Lonstrup repeated on Monday that Geer is not on trial because of his beliefs. Rather, the defendant, who served as his own defence attorney throughout the legal proceedings, is facing up to four years in jail because of how his beliefs manifested into action.

“Mr. Geer showed open contempt for our gun laws,” the Crown prosecutor said.

“To his credit, he never denied the possession of the firearms or his lack of licensing or improper storage. To his detriment, the entirety of the defence he presented was his lifelong persecution.
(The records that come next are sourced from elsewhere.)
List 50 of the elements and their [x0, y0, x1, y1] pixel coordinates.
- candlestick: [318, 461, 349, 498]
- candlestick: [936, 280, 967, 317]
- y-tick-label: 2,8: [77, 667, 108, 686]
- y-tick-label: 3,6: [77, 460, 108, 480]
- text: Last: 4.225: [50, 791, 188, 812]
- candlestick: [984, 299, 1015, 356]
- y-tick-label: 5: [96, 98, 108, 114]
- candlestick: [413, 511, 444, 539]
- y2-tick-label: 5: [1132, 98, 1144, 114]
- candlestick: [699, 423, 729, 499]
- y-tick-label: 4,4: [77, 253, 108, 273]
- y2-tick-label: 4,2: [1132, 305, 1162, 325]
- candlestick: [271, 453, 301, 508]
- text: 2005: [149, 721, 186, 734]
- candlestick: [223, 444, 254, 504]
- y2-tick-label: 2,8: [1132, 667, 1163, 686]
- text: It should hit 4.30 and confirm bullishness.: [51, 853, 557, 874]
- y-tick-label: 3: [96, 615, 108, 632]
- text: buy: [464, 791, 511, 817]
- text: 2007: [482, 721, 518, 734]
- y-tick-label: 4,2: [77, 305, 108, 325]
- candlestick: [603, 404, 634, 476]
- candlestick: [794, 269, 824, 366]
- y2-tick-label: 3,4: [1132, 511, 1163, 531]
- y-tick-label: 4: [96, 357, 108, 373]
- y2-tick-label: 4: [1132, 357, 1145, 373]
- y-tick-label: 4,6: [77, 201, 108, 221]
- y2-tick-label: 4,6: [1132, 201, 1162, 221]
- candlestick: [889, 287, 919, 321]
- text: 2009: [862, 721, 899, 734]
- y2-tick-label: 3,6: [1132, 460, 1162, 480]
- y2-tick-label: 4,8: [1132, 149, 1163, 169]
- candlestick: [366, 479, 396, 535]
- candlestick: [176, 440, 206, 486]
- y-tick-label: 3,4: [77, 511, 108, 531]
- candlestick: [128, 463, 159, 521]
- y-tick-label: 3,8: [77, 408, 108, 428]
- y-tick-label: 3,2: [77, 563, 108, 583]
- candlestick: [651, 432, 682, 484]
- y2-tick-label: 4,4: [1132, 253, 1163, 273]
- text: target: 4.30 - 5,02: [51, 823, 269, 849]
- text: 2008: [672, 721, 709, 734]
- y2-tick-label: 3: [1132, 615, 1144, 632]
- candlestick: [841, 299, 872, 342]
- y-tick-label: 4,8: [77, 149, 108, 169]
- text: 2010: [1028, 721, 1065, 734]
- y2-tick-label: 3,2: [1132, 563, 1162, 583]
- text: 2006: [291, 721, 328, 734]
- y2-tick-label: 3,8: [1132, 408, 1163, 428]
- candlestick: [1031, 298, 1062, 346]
It certainly appeared to me that he wanted you, the court, to understand that he had a legitimate basis for keeping loaded guns at the ready.”

Lonstrup said Zinchuk should factor Geer’s antagonism toward the community into her sentence, in the hopes of preventing any further escalation that could result in an armed confrontation in the future.
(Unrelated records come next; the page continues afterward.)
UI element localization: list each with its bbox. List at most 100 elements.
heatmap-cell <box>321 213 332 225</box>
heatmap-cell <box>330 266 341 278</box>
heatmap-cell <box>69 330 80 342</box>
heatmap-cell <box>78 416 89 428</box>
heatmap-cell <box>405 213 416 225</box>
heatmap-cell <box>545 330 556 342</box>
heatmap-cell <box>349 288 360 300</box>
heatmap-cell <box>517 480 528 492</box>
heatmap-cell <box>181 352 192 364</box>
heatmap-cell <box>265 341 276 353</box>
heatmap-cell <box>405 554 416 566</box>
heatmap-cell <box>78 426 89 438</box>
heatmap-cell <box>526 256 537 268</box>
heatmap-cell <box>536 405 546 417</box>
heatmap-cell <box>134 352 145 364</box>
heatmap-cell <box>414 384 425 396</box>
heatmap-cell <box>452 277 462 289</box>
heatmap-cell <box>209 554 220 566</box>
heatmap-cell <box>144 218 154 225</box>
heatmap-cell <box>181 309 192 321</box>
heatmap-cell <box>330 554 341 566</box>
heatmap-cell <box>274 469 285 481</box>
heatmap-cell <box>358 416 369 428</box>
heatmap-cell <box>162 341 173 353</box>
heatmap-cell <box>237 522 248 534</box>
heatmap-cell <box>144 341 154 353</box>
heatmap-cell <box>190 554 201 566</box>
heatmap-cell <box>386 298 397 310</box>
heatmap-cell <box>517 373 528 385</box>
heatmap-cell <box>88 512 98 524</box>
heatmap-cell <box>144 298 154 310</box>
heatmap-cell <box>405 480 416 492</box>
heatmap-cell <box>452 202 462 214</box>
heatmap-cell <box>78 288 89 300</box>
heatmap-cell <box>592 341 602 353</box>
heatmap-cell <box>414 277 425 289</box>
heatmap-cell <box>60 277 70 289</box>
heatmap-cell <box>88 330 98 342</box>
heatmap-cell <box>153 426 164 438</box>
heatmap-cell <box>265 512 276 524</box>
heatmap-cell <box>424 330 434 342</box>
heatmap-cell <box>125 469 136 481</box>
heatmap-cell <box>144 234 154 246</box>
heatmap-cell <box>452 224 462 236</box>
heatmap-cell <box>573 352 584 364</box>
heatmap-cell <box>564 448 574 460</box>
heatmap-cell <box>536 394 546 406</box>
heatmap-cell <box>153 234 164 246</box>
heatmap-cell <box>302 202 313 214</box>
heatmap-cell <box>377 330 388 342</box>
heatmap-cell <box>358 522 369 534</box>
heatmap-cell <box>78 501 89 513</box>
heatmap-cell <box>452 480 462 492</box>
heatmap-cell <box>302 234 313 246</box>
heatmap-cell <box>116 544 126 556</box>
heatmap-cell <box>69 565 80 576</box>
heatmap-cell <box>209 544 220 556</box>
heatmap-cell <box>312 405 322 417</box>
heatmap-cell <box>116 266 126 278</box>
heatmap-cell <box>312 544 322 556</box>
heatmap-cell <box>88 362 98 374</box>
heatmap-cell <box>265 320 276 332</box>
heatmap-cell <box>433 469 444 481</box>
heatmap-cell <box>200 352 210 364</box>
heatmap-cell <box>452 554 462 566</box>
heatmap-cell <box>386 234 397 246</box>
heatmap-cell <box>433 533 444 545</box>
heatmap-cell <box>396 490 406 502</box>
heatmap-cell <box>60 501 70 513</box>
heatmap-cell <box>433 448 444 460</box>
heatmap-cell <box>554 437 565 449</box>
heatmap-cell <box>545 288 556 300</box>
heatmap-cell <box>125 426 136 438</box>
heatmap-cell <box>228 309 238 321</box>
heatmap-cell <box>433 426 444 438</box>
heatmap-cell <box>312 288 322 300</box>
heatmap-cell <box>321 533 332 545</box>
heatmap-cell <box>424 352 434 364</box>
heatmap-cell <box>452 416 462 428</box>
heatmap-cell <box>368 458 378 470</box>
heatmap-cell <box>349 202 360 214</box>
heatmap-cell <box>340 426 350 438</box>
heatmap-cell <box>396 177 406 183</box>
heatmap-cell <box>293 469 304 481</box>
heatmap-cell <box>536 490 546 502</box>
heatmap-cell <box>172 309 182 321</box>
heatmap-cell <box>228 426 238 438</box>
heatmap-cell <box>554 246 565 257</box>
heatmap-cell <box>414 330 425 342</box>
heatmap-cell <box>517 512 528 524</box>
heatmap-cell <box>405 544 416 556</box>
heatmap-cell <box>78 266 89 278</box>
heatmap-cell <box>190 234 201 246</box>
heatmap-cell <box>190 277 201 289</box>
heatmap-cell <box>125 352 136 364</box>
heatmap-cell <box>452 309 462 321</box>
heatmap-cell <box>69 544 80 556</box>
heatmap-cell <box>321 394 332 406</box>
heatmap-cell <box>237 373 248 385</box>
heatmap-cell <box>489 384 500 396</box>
“What happens to the fellow motorist that cuts him off or gets him in a fender-bender, or the banker that denies him a loan or a line of credit?” he said.

“Deterrence and denunciation is by far the most paramount and pressing goal of sentencing in this case.”

In a written statement submitted to the court, Geer asked Zinchuk to grant him a conditional sentence order (CSO) instead of jail time, arguing that he has followed all the restrictions the court has imposed since his initial arrest in August 2018.

“He has not breached any conditions, nor been a threat or a disturbance to anyone or anything in over three years and eight months,” Shauna Nichol-Geer said on her husband’s behalf. “He has proved that a conditional sentence to be served at his place of residence would be appropriate.”

However, Lonstrup advised against this kind of sentence, believing that Geer would not abide by the restrictions set out in a CSO given his propensity to disparage the province’s justice system throughout the trial.

“No judge in his or her right mind would give a CSO to someone who holds the system in open contempt,” he said.

“I can’t envision how Mr. Geer would cooperate with that level of supervision, which is supposed to be intense and binding.”

Geer closed out his remarks on Monday by calling Manitoba’s justice system a “joke.”

“I’m bloody sick of you people and I’m sick of being lied to. I’m sick of having my life stolen,” he said. “Throw me in jail. Do whatever the f—k you want.”

While Zinchuk didn’t render a verdict on Monday, she scheduled Geer’s official sentencing for the second week of June.